Shortly thereafter I had a video chat with some trusted friends. One of them asked innocently enough how I was doing and all of a sudden I found myself spewing out hurt and anger I did not even realize I had. Listening to the words come out of my mouth was almost an out of body experience in which I kept waiting to see just how much of this vile stuff was stored up inside me and when it would quit gushing out. Apparently, I’m not special. I too need to grieve.

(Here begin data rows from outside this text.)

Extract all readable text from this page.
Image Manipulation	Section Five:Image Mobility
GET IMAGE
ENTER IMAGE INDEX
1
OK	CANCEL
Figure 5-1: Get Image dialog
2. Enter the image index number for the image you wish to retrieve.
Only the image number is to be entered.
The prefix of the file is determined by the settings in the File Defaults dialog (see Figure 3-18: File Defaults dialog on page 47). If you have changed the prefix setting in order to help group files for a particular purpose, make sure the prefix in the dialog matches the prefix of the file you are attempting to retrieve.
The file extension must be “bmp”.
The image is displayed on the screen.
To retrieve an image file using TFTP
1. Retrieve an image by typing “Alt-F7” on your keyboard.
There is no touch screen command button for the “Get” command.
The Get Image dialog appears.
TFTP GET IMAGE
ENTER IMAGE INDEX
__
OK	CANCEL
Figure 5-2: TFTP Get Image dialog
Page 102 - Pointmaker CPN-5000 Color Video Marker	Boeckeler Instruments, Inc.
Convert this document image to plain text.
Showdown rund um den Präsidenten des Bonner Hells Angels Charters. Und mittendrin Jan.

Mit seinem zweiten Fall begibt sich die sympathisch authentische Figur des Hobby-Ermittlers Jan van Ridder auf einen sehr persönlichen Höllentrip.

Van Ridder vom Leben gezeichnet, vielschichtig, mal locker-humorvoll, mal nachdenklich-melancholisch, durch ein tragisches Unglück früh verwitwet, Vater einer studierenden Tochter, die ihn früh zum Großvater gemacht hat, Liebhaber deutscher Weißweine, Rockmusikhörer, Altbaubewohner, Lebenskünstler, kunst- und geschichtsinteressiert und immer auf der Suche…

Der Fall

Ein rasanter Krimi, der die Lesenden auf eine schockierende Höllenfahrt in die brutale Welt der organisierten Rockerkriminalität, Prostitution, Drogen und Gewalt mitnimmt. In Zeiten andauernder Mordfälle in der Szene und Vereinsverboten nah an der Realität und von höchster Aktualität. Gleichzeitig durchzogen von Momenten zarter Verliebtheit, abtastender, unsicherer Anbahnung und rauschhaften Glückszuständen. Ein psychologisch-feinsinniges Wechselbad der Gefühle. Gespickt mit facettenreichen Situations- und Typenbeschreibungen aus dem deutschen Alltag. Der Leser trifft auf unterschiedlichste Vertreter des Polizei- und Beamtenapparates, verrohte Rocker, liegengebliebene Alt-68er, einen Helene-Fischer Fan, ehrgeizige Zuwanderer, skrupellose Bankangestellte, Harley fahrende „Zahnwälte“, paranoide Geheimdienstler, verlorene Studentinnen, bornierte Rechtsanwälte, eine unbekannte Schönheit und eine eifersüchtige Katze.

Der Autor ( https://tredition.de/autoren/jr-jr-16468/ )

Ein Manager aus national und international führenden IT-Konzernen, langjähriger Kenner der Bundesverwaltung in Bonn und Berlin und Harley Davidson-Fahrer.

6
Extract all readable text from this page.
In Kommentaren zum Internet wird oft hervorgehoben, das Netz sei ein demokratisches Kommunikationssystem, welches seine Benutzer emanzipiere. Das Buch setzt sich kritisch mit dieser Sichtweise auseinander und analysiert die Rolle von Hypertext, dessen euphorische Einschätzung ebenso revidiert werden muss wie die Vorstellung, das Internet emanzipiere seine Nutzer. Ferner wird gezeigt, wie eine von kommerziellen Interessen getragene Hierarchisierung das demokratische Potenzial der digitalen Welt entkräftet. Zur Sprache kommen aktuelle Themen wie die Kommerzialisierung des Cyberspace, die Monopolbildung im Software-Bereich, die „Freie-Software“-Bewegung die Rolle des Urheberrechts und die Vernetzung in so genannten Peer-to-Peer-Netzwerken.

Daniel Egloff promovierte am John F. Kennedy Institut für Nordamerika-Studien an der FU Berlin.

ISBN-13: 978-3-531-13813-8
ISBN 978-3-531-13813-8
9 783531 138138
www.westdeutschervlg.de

If we are going to be faithful spouses, parents, friends, and ministers in these days, we are all going to need to grieve and help others do so. Unless we grieve our losses, we won’t be able to make good decisions during the new reality of sheltering in place nor will we be able to make important preparations for how we will live in the new normal which will eventually arrive.
How do you grieve?
Here’s the simple answer:
Step 1 : Acknowledge the loss. Think about the things you regret missing out on and the people you miss being with.
Step 2 : Lift up your losses to God and entrust God with them.
Step 3: Ask God to show you the tasks God has for you to accomplish in the new reality and thank God for the blessings you experience in the new reality.
Step 4: Repeat steps 1-3 as many times as it takes.
Here’s the more in-depth answer: watch Dr. Cloud’s webinar.
Here’s the most in-depth answer: Schedule several sessions with a trusted counselor to work through your grief. (BTW, if you’re looking to connect with a good counselor, you can find one through the Concord United Counseling Center who is able to offer video counseling sessions for those who might be from out of town as well as in-person sessions for those nearby.)
Figure out which of these options is right for you and get started somewhere. Until we have grieved the past, we will not be able to fully embrace the blessings of the future God has in store for us.
This is especially true for those of us in full-time church ministry. If we don’t grieve and learn how to help the other leaders in our churches grieve, we will do a disservice not only to ourselves, but also to our churches as we allow our sorrow and resentment to prevent us from directing our energy and talents towards the challenges of ministry in a new age.
In yesterday’s blog, I wrote about the problem of “fish blamers” in the church. Fish blamers are like fishermen who blame the fish for not biting rather than switching to a different lure. In the church world, they are those people who are stuck in the past because they have not grieved what they lost when the world changed. They typically have something cynical to say about anything new and effective. Most of them, honestly, were already fish blamers long before the current crisis, but COVID-19 has unfortunately added to their numbers.
When we get into conversations with fish blamers, we should intentionally steer the conversation away from ministry strategy – they won’t have much to offer and they won’t have anything helpful to say about our new ideas. Instead, we should talk to them about grief. Ask them what they have lost and then ask them what’s most important to them in the new reality. Tell them how you’ve worked through your own grief and invite them to do the same.
You may also want to ask yourself if it is possible that you have become a fish blamer. Or if you occasionally exhibit troubling fish blamer tendencies from time to time. Truth is, most of us do. If you see these tendencies in yourself, don’t experience it as condemnation – that will only take you farther down an already dark road. Acknowledge the presence of these tendencies as God’s invitation to begin a journey through grief, a journey which may begin in darkness, but ends in the glorious light of a life newly alive to God’s presence in the new normal.